At any rate, my wife got me this grill for a discount price (I think it was like half-off and $75) and I have really gotten on well with it. It's my first "real" grill per se, as previously I made do with table-top hibachi grills like the $20 Coleman models etc. I really do well with it in that I cook much better with this thing than I ever did with any of the small table-top grills. (Then again, maybe that's not saying much.) The few times I tried goofing around with charcoal, that didn't work well for me either, I just couldn't get the knack of it, whereas I seem to just get it on with this particular gas model.

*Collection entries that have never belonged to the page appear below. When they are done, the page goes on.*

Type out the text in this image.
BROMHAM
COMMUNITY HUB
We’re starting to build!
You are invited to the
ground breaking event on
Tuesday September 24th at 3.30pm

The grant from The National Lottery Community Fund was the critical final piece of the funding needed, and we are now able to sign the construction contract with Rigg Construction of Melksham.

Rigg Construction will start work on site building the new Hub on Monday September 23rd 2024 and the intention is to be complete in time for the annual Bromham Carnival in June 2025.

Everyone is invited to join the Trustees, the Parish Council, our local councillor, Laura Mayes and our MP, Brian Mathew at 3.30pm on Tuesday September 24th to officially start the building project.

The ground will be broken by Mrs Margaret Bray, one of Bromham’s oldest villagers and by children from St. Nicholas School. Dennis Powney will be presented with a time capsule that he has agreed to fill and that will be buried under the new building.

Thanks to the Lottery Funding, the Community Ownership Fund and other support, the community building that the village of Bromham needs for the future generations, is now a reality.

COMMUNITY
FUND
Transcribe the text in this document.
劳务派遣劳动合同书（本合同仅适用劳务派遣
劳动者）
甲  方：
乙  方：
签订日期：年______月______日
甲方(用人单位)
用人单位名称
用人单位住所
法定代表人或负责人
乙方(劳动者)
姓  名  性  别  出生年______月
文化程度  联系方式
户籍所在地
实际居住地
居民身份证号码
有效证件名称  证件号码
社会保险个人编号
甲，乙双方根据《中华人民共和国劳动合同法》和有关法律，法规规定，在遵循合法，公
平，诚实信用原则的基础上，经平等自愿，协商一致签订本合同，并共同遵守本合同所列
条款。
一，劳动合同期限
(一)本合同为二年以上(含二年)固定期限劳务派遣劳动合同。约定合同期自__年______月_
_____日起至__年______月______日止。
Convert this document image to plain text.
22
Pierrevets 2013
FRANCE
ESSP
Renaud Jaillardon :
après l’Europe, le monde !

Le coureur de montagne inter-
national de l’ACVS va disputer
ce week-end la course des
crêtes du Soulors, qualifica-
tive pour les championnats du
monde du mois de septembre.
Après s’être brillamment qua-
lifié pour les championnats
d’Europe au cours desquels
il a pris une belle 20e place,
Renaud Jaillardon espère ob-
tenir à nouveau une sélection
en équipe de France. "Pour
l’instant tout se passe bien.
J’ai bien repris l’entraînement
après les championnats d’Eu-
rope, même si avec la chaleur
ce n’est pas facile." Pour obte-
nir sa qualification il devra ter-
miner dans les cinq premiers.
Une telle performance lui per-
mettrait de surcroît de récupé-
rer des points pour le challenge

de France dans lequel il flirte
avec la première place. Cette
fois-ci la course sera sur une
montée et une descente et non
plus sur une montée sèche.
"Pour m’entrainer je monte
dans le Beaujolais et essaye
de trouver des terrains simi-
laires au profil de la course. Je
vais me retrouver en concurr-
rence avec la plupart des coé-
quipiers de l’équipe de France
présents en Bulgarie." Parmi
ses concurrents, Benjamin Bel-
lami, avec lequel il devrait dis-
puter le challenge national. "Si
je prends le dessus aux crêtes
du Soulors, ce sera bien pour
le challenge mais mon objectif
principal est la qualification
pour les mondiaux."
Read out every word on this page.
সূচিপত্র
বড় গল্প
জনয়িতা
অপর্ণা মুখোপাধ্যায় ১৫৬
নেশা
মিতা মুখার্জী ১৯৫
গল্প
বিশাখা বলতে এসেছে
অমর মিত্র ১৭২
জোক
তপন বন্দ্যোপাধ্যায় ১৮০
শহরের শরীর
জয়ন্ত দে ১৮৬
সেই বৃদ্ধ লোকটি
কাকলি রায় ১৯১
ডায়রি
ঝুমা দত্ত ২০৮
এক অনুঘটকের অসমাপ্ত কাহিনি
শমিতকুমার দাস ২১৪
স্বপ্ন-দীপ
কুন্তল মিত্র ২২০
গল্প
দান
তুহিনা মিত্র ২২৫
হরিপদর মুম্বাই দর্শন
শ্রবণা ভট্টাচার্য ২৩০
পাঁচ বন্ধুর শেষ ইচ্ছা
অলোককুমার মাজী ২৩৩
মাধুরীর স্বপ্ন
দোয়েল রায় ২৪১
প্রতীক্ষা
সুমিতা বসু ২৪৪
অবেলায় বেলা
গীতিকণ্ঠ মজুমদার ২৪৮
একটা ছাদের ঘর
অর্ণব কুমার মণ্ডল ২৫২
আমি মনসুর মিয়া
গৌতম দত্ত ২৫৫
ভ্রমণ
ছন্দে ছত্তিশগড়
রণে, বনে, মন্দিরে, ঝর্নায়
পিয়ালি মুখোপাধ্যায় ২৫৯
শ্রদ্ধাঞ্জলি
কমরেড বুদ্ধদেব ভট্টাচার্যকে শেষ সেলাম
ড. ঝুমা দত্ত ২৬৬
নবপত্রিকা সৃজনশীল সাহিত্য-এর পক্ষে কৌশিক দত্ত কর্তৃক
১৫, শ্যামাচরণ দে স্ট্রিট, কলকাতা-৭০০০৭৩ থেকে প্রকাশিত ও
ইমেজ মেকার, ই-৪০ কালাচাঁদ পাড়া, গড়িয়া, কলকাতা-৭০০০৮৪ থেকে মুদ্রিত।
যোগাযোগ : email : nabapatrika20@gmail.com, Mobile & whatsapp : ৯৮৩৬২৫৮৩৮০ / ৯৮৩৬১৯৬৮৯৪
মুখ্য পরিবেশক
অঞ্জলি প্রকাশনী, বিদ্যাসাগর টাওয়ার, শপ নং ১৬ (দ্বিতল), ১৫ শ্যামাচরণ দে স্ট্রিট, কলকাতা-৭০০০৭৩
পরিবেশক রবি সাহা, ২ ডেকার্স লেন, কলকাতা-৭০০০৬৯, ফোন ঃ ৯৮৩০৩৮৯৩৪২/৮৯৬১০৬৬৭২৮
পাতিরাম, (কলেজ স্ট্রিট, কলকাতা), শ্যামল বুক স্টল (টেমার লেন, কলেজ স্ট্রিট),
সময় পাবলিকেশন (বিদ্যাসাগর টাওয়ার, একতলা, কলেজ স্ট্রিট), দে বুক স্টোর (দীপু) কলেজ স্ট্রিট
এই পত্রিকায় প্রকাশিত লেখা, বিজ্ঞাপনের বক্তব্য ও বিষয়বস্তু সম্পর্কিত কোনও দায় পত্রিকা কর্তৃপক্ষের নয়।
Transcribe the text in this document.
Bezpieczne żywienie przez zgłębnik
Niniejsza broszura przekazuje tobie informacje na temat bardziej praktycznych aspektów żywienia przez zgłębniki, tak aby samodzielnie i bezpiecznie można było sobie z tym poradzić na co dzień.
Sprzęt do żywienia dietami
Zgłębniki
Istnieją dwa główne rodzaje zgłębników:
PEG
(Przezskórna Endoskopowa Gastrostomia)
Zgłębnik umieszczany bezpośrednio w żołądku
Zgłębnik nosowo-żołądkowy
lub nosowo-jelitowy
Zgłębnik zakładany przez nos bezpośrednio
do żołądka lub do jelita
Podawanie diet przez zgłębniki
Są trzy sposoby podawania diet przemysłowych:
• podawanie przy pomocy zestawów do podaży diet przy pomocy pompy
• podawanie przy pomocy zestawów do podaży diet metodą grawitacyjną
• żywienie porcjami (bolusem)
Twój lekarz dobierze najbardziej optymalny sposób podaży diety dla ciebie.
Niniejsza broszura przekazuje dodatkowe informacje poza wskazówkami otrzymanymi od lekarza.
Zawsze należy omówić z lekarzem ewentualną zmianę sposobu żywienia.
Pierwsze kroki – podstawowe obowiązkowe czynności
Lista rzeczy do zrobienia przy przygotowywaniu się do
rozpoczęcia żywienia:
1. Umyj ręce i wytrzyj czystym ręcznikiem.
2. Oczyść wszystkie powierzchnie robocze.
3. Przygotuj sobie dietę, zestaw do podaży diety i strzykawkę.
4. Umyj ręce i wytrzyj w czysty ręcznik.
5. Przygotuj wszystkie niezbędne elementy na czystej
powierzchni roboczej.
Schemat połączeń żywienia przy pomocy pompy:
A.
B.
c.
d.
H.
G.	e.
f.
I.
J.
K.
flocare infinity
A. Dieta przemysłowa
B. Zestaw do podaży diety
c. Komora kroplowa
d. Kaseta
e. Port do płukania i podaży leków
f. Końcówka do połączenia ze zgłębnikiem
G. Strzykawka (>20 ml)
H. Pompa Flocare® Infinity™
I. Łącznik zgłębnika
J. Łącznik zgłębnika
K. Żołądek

Living in east TX, I have noticed, though, a fair number of persons in grilling who SWEAR by charcoal, which surprises me, as I thought gas had long ago all but totally displaced charcoal totally. I read in Consumer Reports many years ago that the "charcoal taste" wasn't really due to the charcoal itself but from the meat drippings hitting the hot burning coals below, and that such could come from gas cooking as well. (That said, this particular grill doesn't seem to have any hot bricks, it just has the "tube" heating element that the gas emits from as it burns.) Whether that's actually true or not, I can tell you that, to me anyway, this gas grill seems to produce some very tasty food. Other than the fact that the left-area seems a bit hotter than the right area, it's perfect. I have cooked chicken breasts, "sirloin" style pork chops, and ground beef hamburgers on this thing and it all tastes great. It's easy, too, I turn the knock and when it "clicks" the gas lights right up and modulates very well.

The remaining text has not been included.